By tradition, Hamilton commissioned the clock on the top left for the Bank of New York, which he had established in 1784. Its near-twin on the lower left was made for the First Bank of the United States, lower right, (and more info here about plans to restore it) which Hamilton helped charter in 1791. Both clocks were made about 1797. The two banks were grand, imposing buildings, and the towering clocks would have been designed to fit the financial magnificence. Clocks represented efficiency, an admirable quality in a bank, and a clock of this size and obvious expense would also have suggested prosperity and permanence.

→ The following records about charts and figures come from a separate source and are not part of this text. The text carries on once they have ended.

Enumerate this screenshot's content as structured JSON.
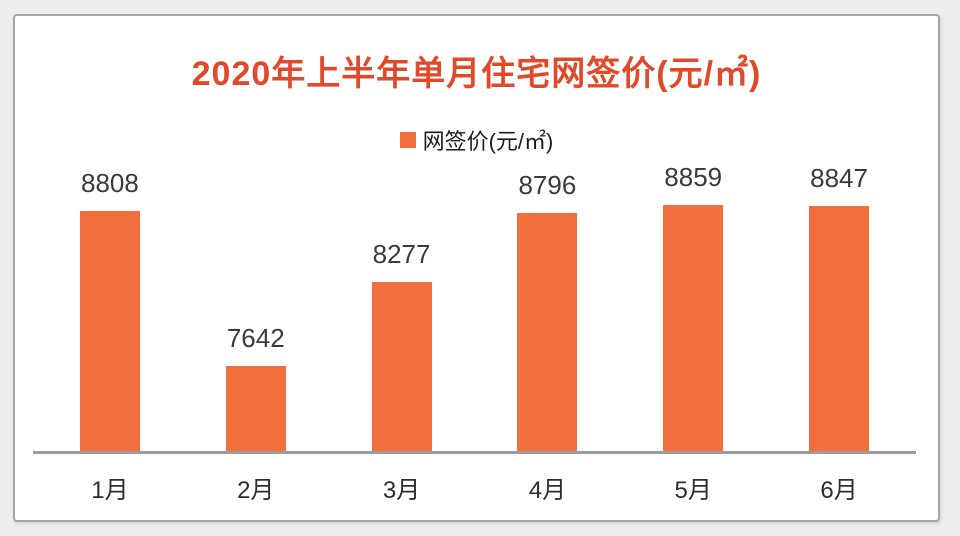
{
  "title": "2020年上半年单月住宅网签价(元/㎡)",
  "legend": {
    "label": "网签价(元/㎡)"
  },
  "colors": {
    "bar": "#F26E3C",
    "title": "#E2492B",
    "value_text": "#3B3B3B",
    "axis_line": "#9B9B9B",
    "panel_border": "#A6A6A6",
    "panel_bg": "#FFFFFF",
    "page_bg": "#EDEDED"
  },
  "chart_data": {
    "type": "bar",
    "categories": [
      "1月",
      "2月",
      "3月",
      "4月",
      "5月",
      "6月"
    ],
    "values": [
      8808,
      7642,
      8277,
      8796,
      8859,
      8847
    ],
    "title": "2020年上半年单月住宅网签价(元/㎡)",
    "xlabel": "",
    "ylabel": "网签价(元/㎡)",
    "ylim": [
      7000,
      9000
    ],
    "grid": false,
    "legend_entries": [
      "网签价(元/㎡)"
    ],
    "legend_position": "top",
    "data_labels": true
  }
}
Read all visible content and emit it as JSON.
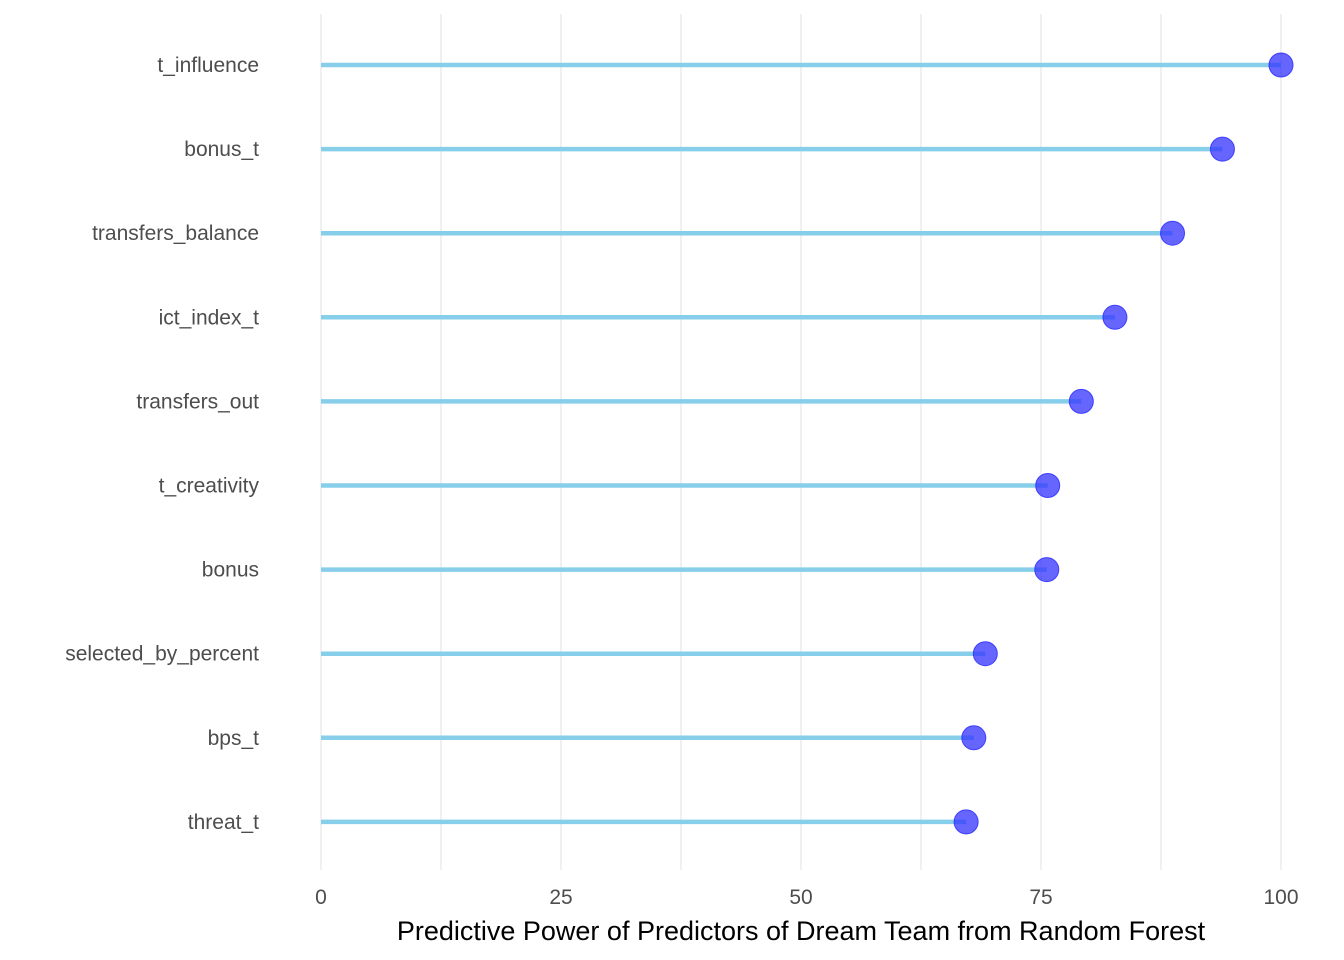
{
  "chart_data": {
    "type": "lollipop",
    "title": "",
    "xlabel": "Predictive Power of Predictors of Dream Team from Random Forest",
    "ylabel": "",
    "xlim": [
      0,
      100
    ],
    "x_ticks": [
      0,
      25,
      50,
      75,
      100
    ],
    "grid": true,
    "categories": [
      "t_influence",
      "bonus_t",
      "transfers_balance",
      "ict_index_t",
      "transfers_out",
      "t_creativity",
      "bonus",
      "selected_by_percent",
      "bps_t",
      "threat_t"
    ],
    "values": [
      100,
      93.9,
      88.7,
      82.7,
      79.2,
      75.7,
      75.6,
      69.2,
      68.0,
      67.2
    ],
    "colors": {
      "stem": "#87CEEB",
      "point": "#3333ff",
      "grid": "#e0e0e0",
      "tick_text": "#4d4d4d"
    }
  }
}
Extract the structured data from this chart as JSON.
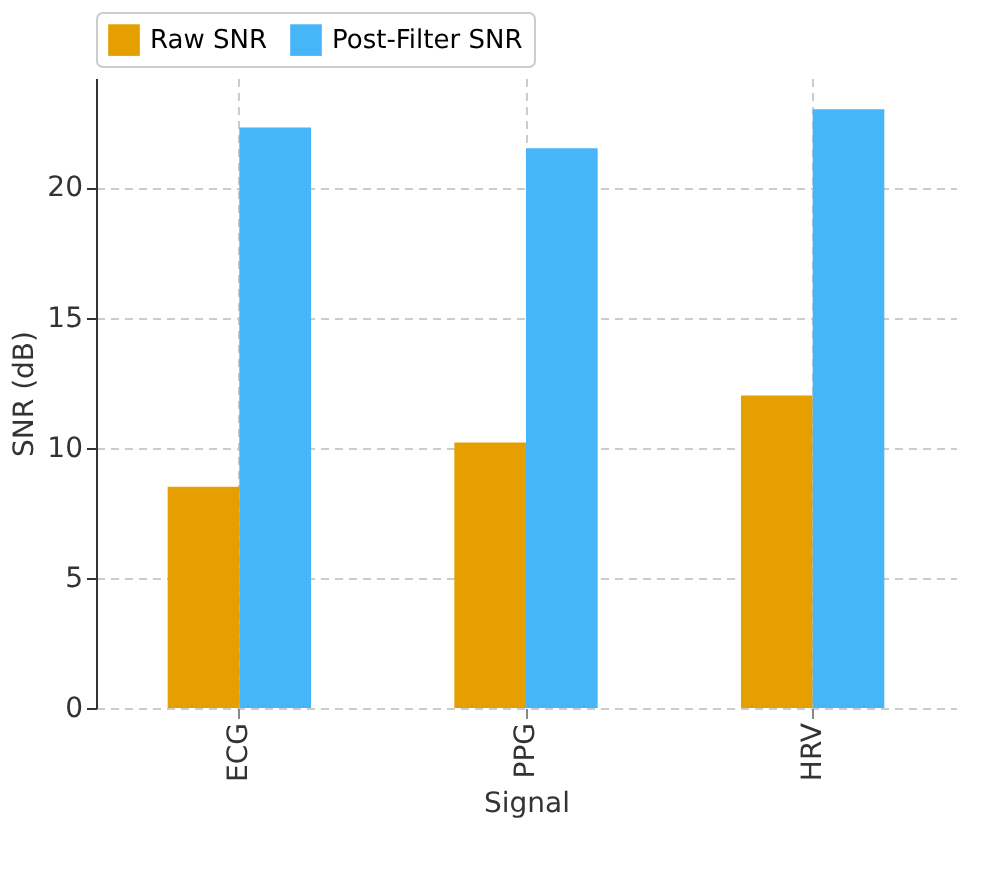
{
  "chart_data": {
    "type": "bar",
    "xlabel": "Signal",
    "ylabel": "SNR (dB)",
    "categories": [
      "ECG",
      "PPG",
      "HRV"
    ],
    "series": [
      {
        "name": "Raw SNR",
        "color": "#e69f00",
        "values": [
          8.5,
          10.2,
          12.0
        ]
      },
      {
        "name": "Post-Filter SNR",
        "color": "#47b6f9",
        "values": [
          22.3,
          21.5,
          23.0
        ]
      }
    ],
    "ylim": [
      0,
      24.2
    ],
    "yticks": [
      0,
      5,
      10,
      15,
      20
    ],
    "grid": true,
    "legend": "top"
  }
}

Still, I can't help but imagine the effect that such a clock's size and relentless ticking must have had on the clerks who toiled nearby - a painfully modern reinforcement that time is money, and money time. Each click of the hand must also have been an unending reminder of Hamilton's own determination to squeeze as much as he could from every minute - a daunting expectation in any workplace.

Above left: Tall Case Clock by Robert Joyce, c1796, New-York Historical Society.
Above right: Tall Clock by Robert Joyce, c1797, Metropolitan Museum of Art.
Lower right: First Bank of the United States, completed 1797; now part of Independence National Historical Park, Philadelphia.
Photographs ©2017 Susan Holloway Scott

Read more about Alexander and Eliza Hamilton in my newest historical novel, I, Eliza Hamilton, now available everywhere. 


Historical Ken said...

Excellent posting on "time" past - - - I very much enjoyed it.

Traci Moore said...

This is a wonderful post. I’ve never consciously thought about how it must have felt to loosely go by where the sun is at in the sky to being aware of every single passing minute with precision. What a difference!

Anonymous said...

Brilliant. This article is why I love this blog so much. I'd never realilzed that clock-watching was a modern invention, and not necessarily a good one either. What a huge difference such a small thing would make in colonial lives vs our own.